Our laboratory is interested in understanding how the intestinal stem cell and its surrounding niche is regulated in the context of development and disease. We have taken several approaches to dissect this important questions:
Project Summaries Bold text
The implication of circulating bone marrow-derived stem cells and cell fusion on intestinal tissue regeneration and tumorigenesis
Our laboratory has shown that circulating BMDCs fuse with intestinal stem cells upon tissue injury, inclusive of intestinal inflammatory disease and intestinal carcinogenesis. We now extend these studies to identify the cellular mediators of fusion, the underlying mechanism, and the long-term fate to the cell fusion hybrids. Our studies offer an exciting alternative view of how tissue regenerates and have the potential to explain how chronic injury can lead to intestinal tumorigenesis. Role of Wnt signaling in regulating the intestinal stem cell niche
Temporal manipulation of the Wnt/β-catenin mediated signaling pathway using genetically engineered mice and of the non-canonical Wnt signaling pathway using lentiviral mediated delivery will facilitate an understanding of how the intestinal stem cell niche is regulated during development and disease.

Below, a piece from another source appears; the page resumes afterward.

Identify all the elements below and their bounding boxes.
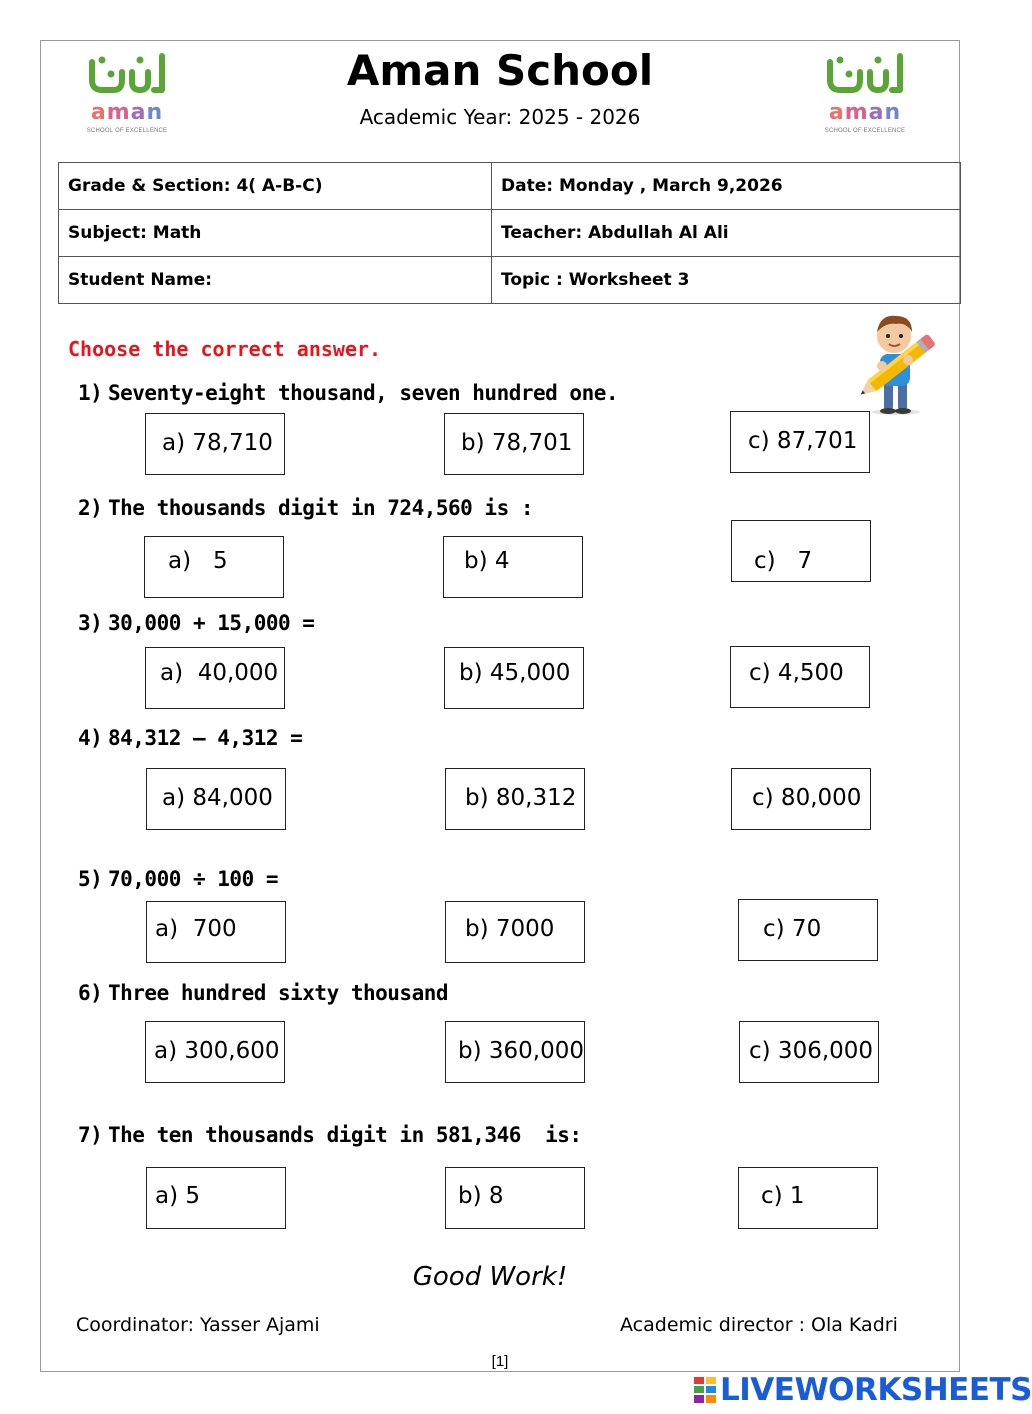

Identification of markers for intestinal stem cells and intestinal cancer stem cells
The cancer stem cell theory for why many cancers recur after treatment presents a novel target for cancer therapeutics. However, the notion that cancer stem cells arise from mutations in tissue stem cells suggests that these two cell populations may share similar features and targetable epitopes. We have taken a systematic approach to defining surface antigens on these two populations by generating novel monoclonal antibodies. Our studies will establish a link between these two populations and may provide novel epitopes that are unique to the cancer stem cell that can be used for targeted therapy.
We work in Portland, Oregon at OHSU, in the Department of Dermatology and the OHSU Knight Cancer Institute.